Okay, both * and # do have meanings in certain areas (and still are), but outside of US military (and this is actually already historical, nowadays priority is linked to the specific handset and some lines are always reserved) Priority A (Flash Override (FO), for Presidential use), Priority B (Flash (F), for breaking events), Priority C (Immediate (I), for urgent but non-life and security-threatening events), and Priority D (Priority (P), officers versus ordinary soldiers) are never used because a) due to the possibility of confusion with numbers like 1-800-ALPHABET and b) AT&T have invented Priority signals specifically for US military's use (although standardised now internationally for some reason: https://www.itu.int/rec/T-REC-Q.955.3-199303-I/e).
If we are talking about phone numbers for humans - maybe true. Phone network routing numbers can and do contain A-E.
I mean, for the purposes of `libphonenumber`, PrioA-D is not used.

Also, as far as I know most things are sent out-of-band anyways, but I wouldn't be surprised if there's some legacy system out there which work only on DTMF.

There’s another obvious one that seems to be often ignored - users have phone numbers that aren’t formatted like they are where your company is located (looking at you, Silicon Valley).

I left the USA, and have had huge amounts of trouble with a non-usa phone number. It ranges from unusable web uis to complete lockout (usually around 2fa).

Love libphonenumber. Have taken advantage of it for every company I’ve worked at across half a dozen languages. The APIs are designed such that you need to dig into the subtlety of phone numbers a bit, which is really great.
My gimmick with it was to wrap it in a PowerShell module and then use it to clean up the phone numbers in Active Directory.

It's oddly satisfying seeing a bunch of randomly formatted phone numbers suddenly convert to perfectly aligned, nice clean international standard format numbers.

Um, I didn't believe any single of those.
Clearly you're not a programmer.
> An individual has a phone number

> Some people do not own phones, or do not wish to provide you with their telephone number when asked.

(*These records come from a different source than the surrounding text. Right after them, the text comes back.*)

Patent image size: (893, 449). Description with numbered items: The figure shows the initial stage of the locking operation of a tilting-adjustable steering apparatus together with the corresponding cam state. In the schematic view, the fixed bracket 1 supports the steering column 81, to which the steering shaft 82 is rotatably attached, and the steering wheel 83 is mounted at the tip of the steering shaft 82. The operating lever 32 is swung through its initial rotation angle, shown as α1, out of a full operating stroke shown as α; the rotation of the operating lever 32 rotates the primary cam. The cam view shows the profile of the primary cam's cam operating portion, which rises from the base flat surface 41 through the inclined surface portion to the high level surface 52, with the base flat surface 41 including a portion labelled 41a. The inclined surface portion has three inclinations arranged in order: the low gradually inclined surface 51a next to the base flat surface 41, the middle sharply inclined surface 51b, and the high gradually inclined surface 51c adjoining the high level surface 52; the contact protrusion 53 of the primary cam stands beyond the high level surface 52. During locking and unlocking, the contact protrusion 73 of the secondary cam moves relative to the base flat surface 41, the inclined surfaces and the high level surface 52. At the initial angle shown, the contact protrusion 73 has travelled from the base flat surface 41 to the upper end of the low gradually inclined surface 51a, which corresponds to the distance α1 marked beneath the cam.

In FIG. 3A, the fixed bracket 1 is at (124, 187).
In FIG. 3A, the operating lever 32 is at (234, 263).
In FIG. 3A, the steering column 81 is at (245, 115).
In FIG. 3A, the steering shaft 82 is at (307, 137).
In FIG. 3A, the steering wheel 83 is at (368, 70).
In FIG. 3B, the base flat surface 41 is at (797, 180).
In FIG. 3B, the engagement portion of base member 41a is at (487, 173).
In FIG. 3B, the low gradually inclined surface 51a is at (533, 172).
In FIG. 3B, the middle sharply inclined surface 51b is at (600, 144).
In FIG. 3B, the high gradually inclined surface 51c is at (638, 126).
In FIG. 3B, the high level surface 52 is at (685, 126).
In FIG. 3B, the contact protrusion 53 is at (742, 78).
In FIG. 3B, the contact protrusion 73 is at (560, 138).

Do not require a user to provide a phone number unless it is essential, and whenever possible try to provide a fallback to accommodate these users.

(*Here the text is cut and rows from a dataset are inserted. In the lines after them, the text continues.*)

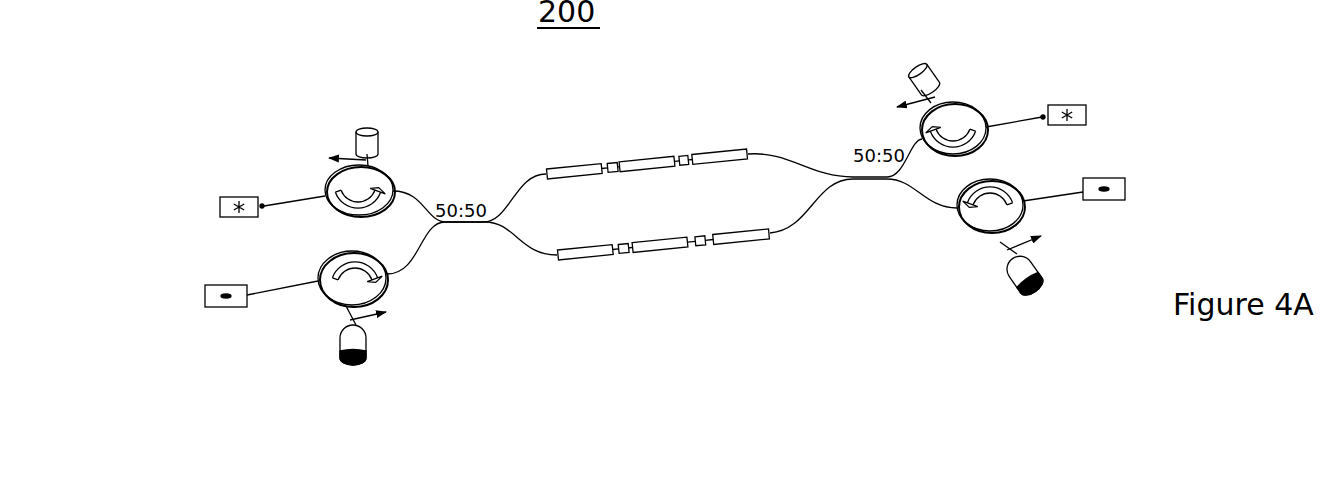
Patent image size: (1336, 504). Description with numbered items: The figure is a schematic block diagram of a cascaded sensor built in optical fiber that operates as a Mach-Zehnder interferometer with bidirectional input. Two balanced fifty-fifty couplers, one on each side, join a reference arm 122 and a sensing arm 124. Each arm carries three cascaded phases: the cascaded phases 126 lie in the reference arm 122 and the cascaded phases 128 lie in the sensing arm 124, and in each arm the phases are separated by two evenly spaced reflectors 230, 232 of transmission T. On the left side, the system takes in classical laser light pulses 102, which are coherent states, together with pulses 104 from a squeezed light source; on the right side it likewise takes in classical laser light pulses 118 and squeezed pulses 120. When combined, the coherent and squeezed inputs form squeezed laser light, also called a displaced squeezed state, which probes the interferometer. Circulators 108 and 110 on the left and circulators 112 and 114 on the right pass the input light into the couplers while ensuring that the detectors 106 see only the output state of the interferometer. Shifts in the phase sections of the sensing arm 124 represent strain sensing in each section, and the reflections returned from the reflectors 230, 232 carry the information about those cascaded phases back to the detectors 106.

The classical laser light pulses 102 is at (230, 195).
The squeezed light pulses 104 is at (227, 298).
The detectors 106 is at (709, 220).
The circulator 108 is at (384, 187).
The circulator 110 is at (337, 294).
The circulator 112 is at (963, 113).
The circulator 114 is at (982, 223).
The classical laser light pulses 118 is at (1079, 100).
The squeezed light pulses 120 is at (1109, 173).
The reference arm 122 is at (797, 143).
The sensing arm 124 is at (530, 258).
The cascaded phases 126 is at (693, 142).
The cascaded phases 128 is at (737, 277).
The evenly spaced reflectors 230 is at (626, 243).
The fiber connector 232 is at (702, 235).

Does anyone know how to create an Apple ID without a phone number?

Someone should send a copy of this to the Microsoft Teams group. If you want to signup with your personal account to Teams you need a unique phone number. Not a unique email, a unique phone number. Someone else registered to Teams with your same number, you can't sign in. Have kids and they need to attend an online class, you can't sign in. Also, their solution is for you to simply get another phone number, hopefully one that isn't being used by a Teams account.
This drives me up the wall. I have tried to conduct business with companies many times, but they require that I have a mobile phone - Looking at you, Stripe, as well as other companies doing the same that I've had problems with.

I do not own a mobile phone, because the f-ck if I am going to give some company my location for my entire life. Thanks, but no. It's just how I roll. I also never been on social media from the start for the same reasons. People called me paranoid back 15 years ago, but now I just laugh when I see people losing jobs and careers from a careless post 20 years ago. Nope, not me, no to social media or mobile phones or any other tracking devices. And no, I will never buy a car with tracking on it. I'll continue to buy older cars before I do that.

So, I have a VIOP, but these companies do not allow using my VOIP. Or a burner phone either.

So now I might have to break down and get one because so many companies are starting to require it, so I might get a Mint Mobile phone as it is $15/month. I'll get mobile phone with a removable battery and when not using it I'll remove the battery and sell as store it in a Faraday bag, in case removing the battery doesn't work, and then on top of all that I will leave the phone in my office and never bring it anywhere or use it ever except for those rare circumstances when I need to verify I'm me. Try tracking me now, bitches.

But it pisses me off that I will have to spend $250 for a phone and a year's worth of air time for nothing. Fluck you, Stripe, and other companies requiring a mobile phone.